Jesus answers the men by saying He was fulfilling Isaiah 29:18 and 35:5-6. Luke 7:24-27 (ESV):
When John's messengers had gone, Jesus began to speak to the crowds concerning John: “What did you go out into the wilderness to see? A reed shaken by the wind? What then did you go out to see? A man dressed in soft clothing? Behold, those who are dressed in splendid clothing and live in luxury are in kings' courts. What then did you go out to see? A prophet? Yes, I tell you, and more than a prophet. This is he of whom it is written,
'Behold, I send my messenger before your face,
who will prepare your way before you.'
So Jesus affirms that John is a prophet who fulfilled Malachi 3:1. It's interesting to think that John may have been in Herod's prison at the time (see Mark 6). If so, John would have wondered about his cousin who wasn't in the wilderness, eating locusts and wearing rough leather, but living it up in the towns of Galilee, going to weddings and spending time with sinners. He naturally would have been worried that he had not proclaimed a radical renewal of Judaism, but introduced the people to a heretic. And probably the crowd had the same question.
Luke 7:31-35 (ESV):
“To what then shall I compare the people of this generation, and what are they like? They are like children sitting in the marketplace and calling to one another,
'We played the flute for you, and you did not dance;
we sang a dirge, and you did not weep.'
For John the Baptist has come eating no bread and drinking no wine, and you say, ‘He has a demon.’ The Son of Man has come eating and drinking, and you say, ‘Look at him! A glutton and a drunkard, a friend of tax collectors and sinners!’ Yet wisdom is justified by all her children.”
The parenthetical remark in verses 29 and 30 makes clear that the religious leaders had rejected John's baptism and were also generally opposed to Jesus too. So Jesus compares them to children in the marketplace who are not satisfied.
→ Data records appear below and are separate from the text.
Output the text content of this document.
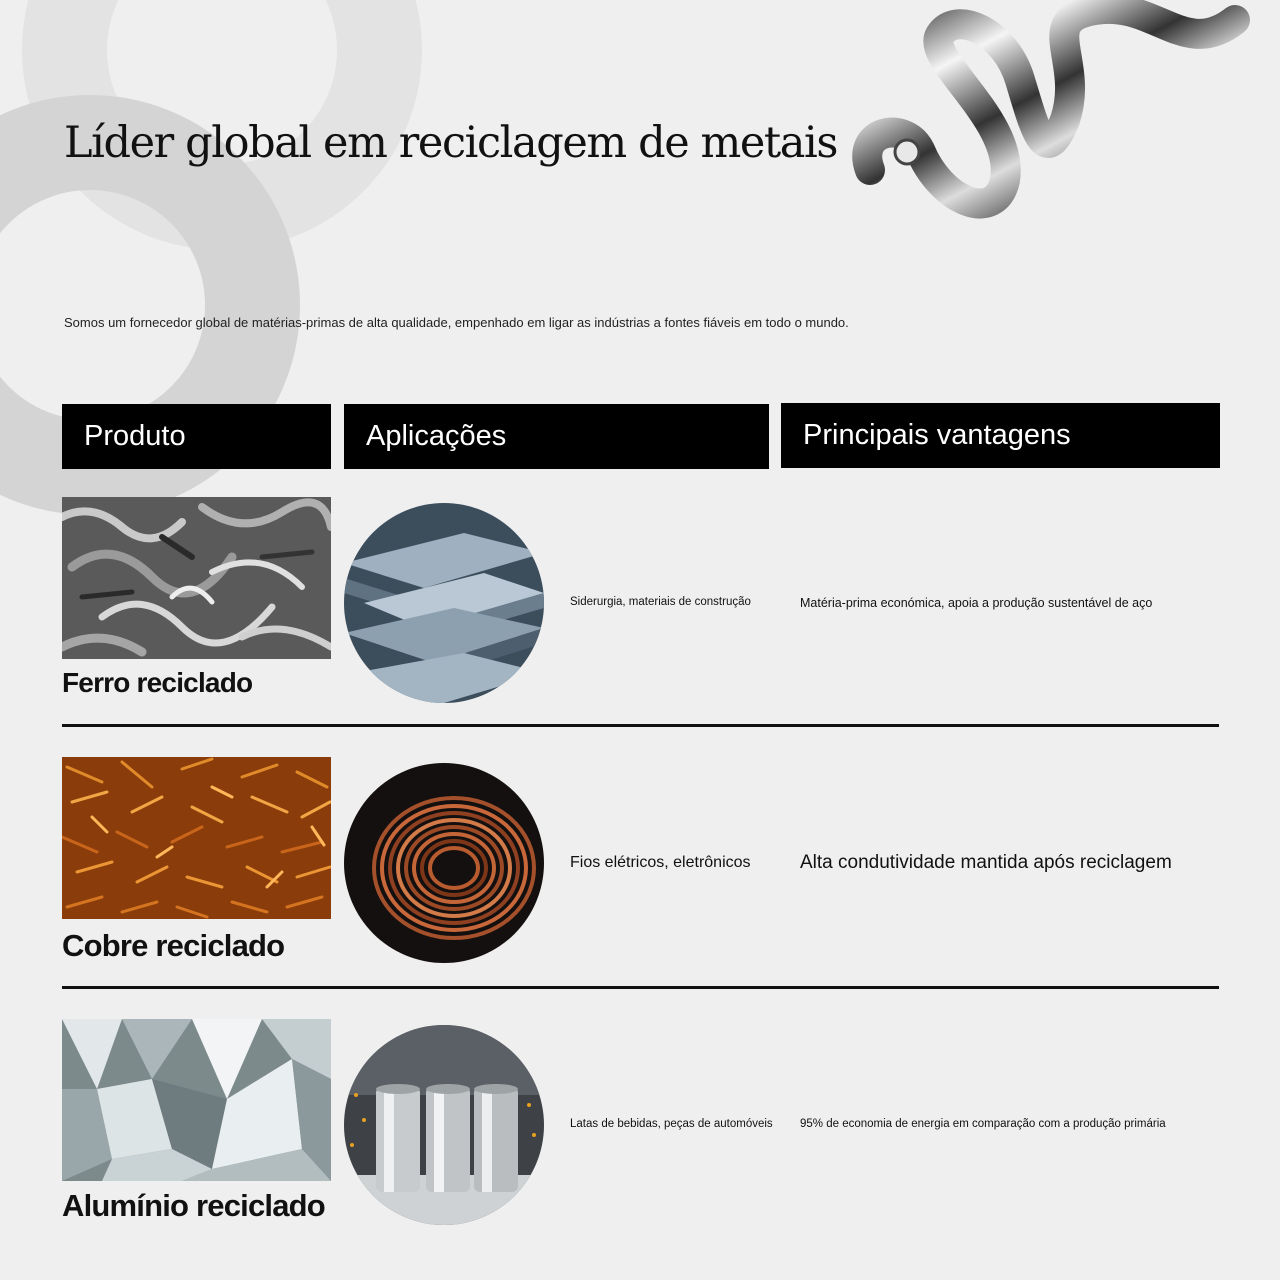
Líder global em reciclagem de metais

Somos um fornecedor global de matérias-primas de alta qualidade, empenhado em ligar as indústrias a fontes fiáveis em todo o mundo.

Produto	Aplicações	Principais vantagens

Ferro reciclado

Siderurgia, materiais de construção	Matéria-prima económica, apoia a produção sustentável de aço

Cobre reciclado

Fios elétricos, eletrônicos	Alta condutividade mantida após reciclagem

Alumínio reciclado

Latas de bebidas, peças de automóveis 95% de economia de energia em comparação com a produção primária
Neither the ascetic John nor the hedonist Jesus pleased them. They could not see past the surface of either man to the wisdom underneath.
But who are the children in the marketplace? Sadly, they are still with us, I believe. I'm reminded of riding the Metro in Mexico City and seeing street urchins playing electric guitar with tiny, portable amps, or banging on makeshift, cardboard-box drums, or playing pop songs on beat-up flutes. They didn't care what they played as long as someone would give money to their toddler sibling who was wandering around the car with a hat or a bucket begging for spare change. I believe Jesus had these sorts of desperate, pathetic, poor-as-dirt, abused children in mind.
So the parable is a double condemnation:
The people are as fickle as children who will do anything to get a bit of money.
The society allows children to be in such desperate conditions that they must beg just to stay alive.
John Piper, in a sermon about Romans 1:18-22 said:
God warns with his wrath and he woos with his kindness. He speaks both languages: severity and tenderness. Do you recall how Jesus interpreted the coming of John the Baptist as a severe, leather-girded, locus-eating, desert-living, adultery-condemning prophet, on the one hand, and his own coming as a party-going, wine-making, child-healing, sin-forgiving savior, on the other hand? He said, "We played the flute for you, and you did not dance; we sang a dirge, and you did not mourn." Instead, you said, "John has a demon and Jesus is a glutton" (Matthew 11:17). The gospel came with both languages, but they would not hear.